Długo to trwało, ale nareszcie Google rozpoczyna większą akcję związaną z pozbywaniem się fałszywych recenzji w swoich Mapach!
Nowa opcja w Mapach Google jest świetna! Oszukiwanie będzie znacznie trudniejsze
Google zabiera się za porządki. Mapy usuną podejrzane komentarze, a później poinformują o tym użytkowników
Mapy Google od lat są już czymś znacznie więcej, niż tylko... no właśnie: Mapami. To ogromna platforma, która posłuży nam również jako nawigacja, wyszukiwarka atrakcji, sklepów, restauracji i... nierzadko też opinii o wielu z tych miejsc. Właściciele biznesów doskonale sobie z tego zdają sprawę, dlatego robią co tylko mogą, by mieć jak najlepsze opinie. Wielokrotnie mówiło się już o tym, że uciekali się oni do kupowania fałszywych recenzji. Co istotne: czasem pozytywnych (by chwalić swój biznes), a czasem negatywnych (by oczerniać innych).
Google nareszcie przestaje być w tym temacie obojętne. Jakiś czas temu stworzyło już specjalny system do raportowania takich podejrzanych działań. Teraz jednak idzie dalej. Jak poinformował serwis Search Engine Roundtable, Google rozpoczęło wdrażanie kart z ostrzeżeniami, jeśli z danego miejsca została usunięta co najmniej jedna podejrzana opinia.

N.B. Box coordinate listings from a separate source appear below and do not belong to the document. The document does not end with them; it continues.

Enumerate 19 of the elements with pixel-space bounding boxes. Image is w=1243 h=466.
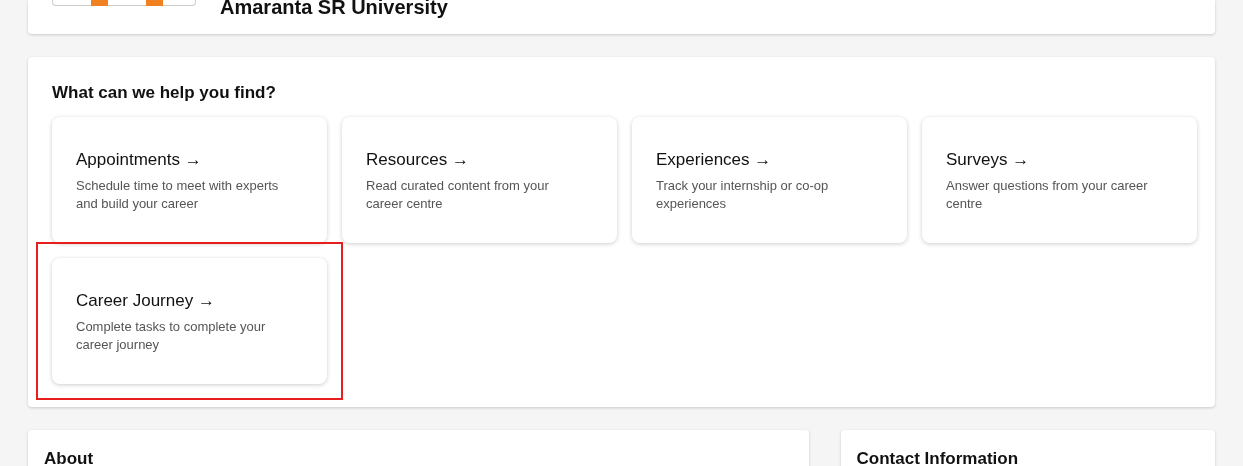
link-card[interactable]: Surveys → Answer questions from your career centre (922, 117, 1197, 243)
card-title: Resources → (366, 149, 470, 171)
card-description: Schedule time to meet with experts and build your career (76, 177, 280, 213)
university-name: Amaranta SR University (220, 0, 448, 18)
panel-heading: Contact Information (856, 448, 1020, 466)
panel-heading: About (44, 448, 95, 466)
section-heading: What can we help you find? (52, 83, 277, 103)
card-description: Track your internship or co-op experiences (656, 177, 830, 213)
card-title: Surveys → (946, 149, 1031, 171)
link-card[interactable]: Career Journey → Complete tasks to complete your career journey (52, 258, 327, 384)
card-description: Answer questions from your career centre (946, 177, 1149, 213)
card-title: Career Journey → (76, 290, 216, 312)
card-title: Appointments → (76, 149, 203, 171)
link-card[interactable]: Resources → Read curated content from your career centre (342, 117, 617, 243)
card-title: Experiences → (656, 149, 773, 171)
card-description: Complete tasks to complete your career journey (76, 318, 267, 354)
link-card[interactable]: Experiences → Track your internship or co-op experiences (632, 117, 907, 243)
card-description: Read curated content from your career centre (366, 177, 550, 213)
link-card[interactable]: Appointments → Schedule time to meet with experts and build your career (52, 117, 327, 243)
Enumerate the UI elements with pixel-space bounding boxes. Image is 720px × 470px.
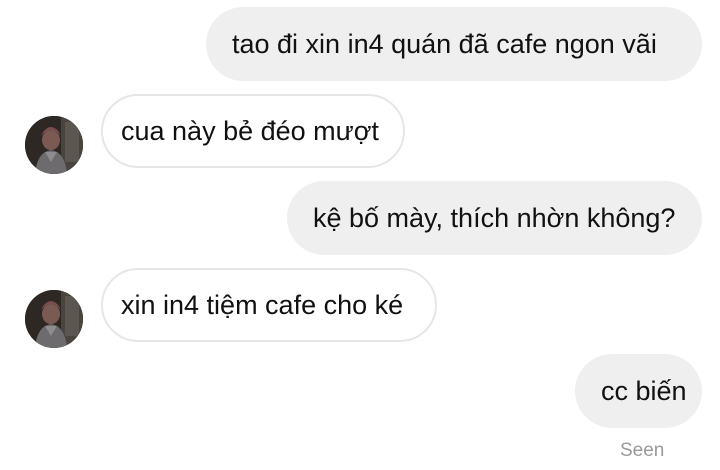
message-text: cc biến xyxy=(601,375,687,406)
message-bubble-incoming[interactable]: cua này bẻ đéo mượt xyxy=(101,94,405,168)
message-text: kệ bố mày, thích nhờn không? xyxy=(313,202,676,233)
contact-avatar[interactable] xyxy=(25,290,83,348)
chat-thread: tao đi xin in4 quán đã cafe ngon vãi cua… xyxy=(0,0,720,470)
seen-indicator: Seen xyxy=(620,440,665,461)
message-text: tao đi xin in4 quán đã cafe ngon vãi xyxy=(232,28,657,59)
message-bubble-outgoing[interactable]: kệ bố mày, thích nhờn không? xyxy=(287,181,702,255)
message-bubble-outgoing[interactable]: cc biến xyxy=(575,354,702,428)
avatar-photo-icon xyxy=(25,116,83,174)
message-text: xin in4 tiệm cafe cho ké xyxy=(121,289,404,320)
message-bubble-incoming[interactable]: xin in4 tiệm cafe cho ké xyxy=(101,268,437,342)
avatar-photo-icon xyxy=(25,290,83,348)
message-bubble-outgoing[interactable]: tao đi xin in4 quán đã cafe ngon vãi xyxy=(206,7,702,81)
contact-avatar[interactable] xyxy=(25,116,83,174)
message-text: cua này bẻ đéo mượt xyxy=(121,115,379,146)
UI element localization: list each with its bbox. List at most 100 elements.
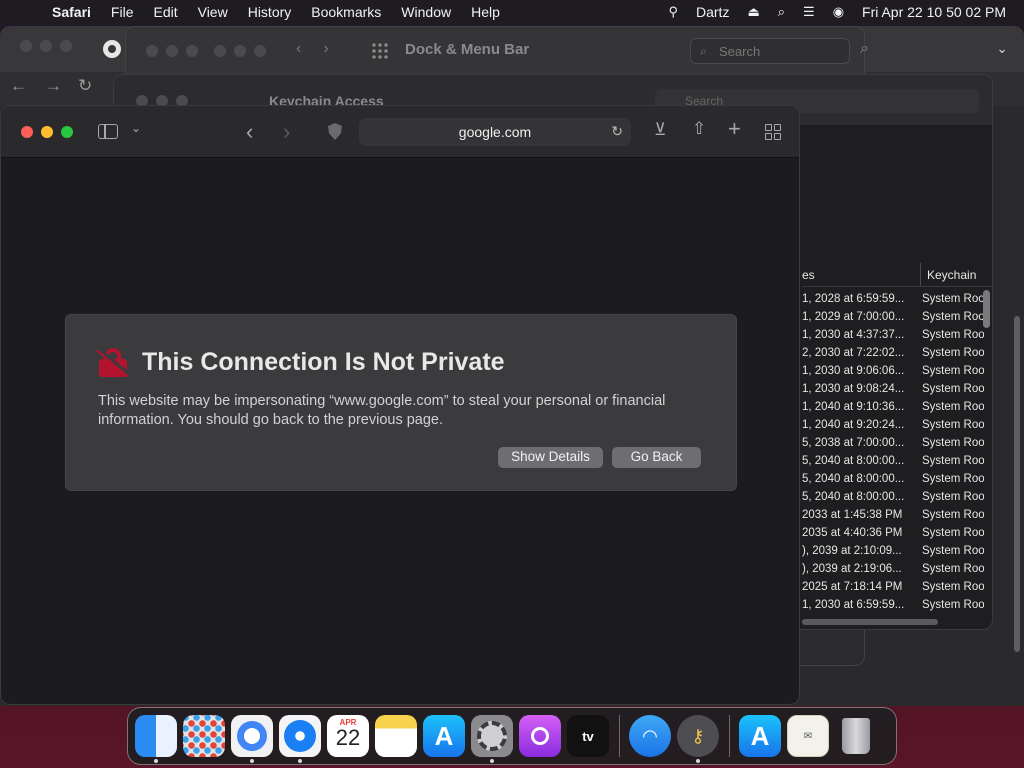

W pierwszej kolejności opcja trafia do anglojęzycznych użytkowników Map Google: tych ze Stanów Zjednoczonych oraz Wielkiej Brytanii. Można zakładać, że po prostu mają już wyspecjalizowane narzędzia do wykrywania podejrzanych fraz i sformułowań, które regularnie powtarzają się w takich fałszywych opiniach. Nie pozostaje nam jednak nic innego jak mieć nadzieję, że kwestią czasu jest implementacja analogicznych rozwiązań i u nas. Polacy coraz częściej dają się złapać na fałszywe recenzje -- a nierzadko zmasowane dodawanie negatywnych komentarzy biznesom to efekt zorganizowanej akcji.
Właściciele biznesów mogą liczyć się z dodatkowymi konsekwencjami
Po takich ostrzeżeniach właściciele biznesu w Mapach Google mogą liczyć się z zestawem ograniczeń dla swojego profilu. Wśród nich pojawia się m.in. czasowa blokada dodawania tam nowych komentarzy. Na tym jednak jeszcze nie koniec, bo Google ostrzega, że dotychczasowe komentarze również mogą zostać ukryte. Przynajmniej do czasu wyjaśnienia sprawy.
Większa transparentność na której skorzystamy my: użytkownicy
To bez wątpienia znakomita wiadomość dla nas: użytkowników. Dzięki takiemu ostrzeżeniu, będziemy mieć większą świadomość konsumencką. Czasem faktycznie opinie o miejscach okazują się pomocne, ale nierzadko też wprowadzają w błąd. Ale jeżeli biznes świecił tysiącem pozytywnych komentarzy które były... po prostu kupione, to łatwo było się na nie naciąć.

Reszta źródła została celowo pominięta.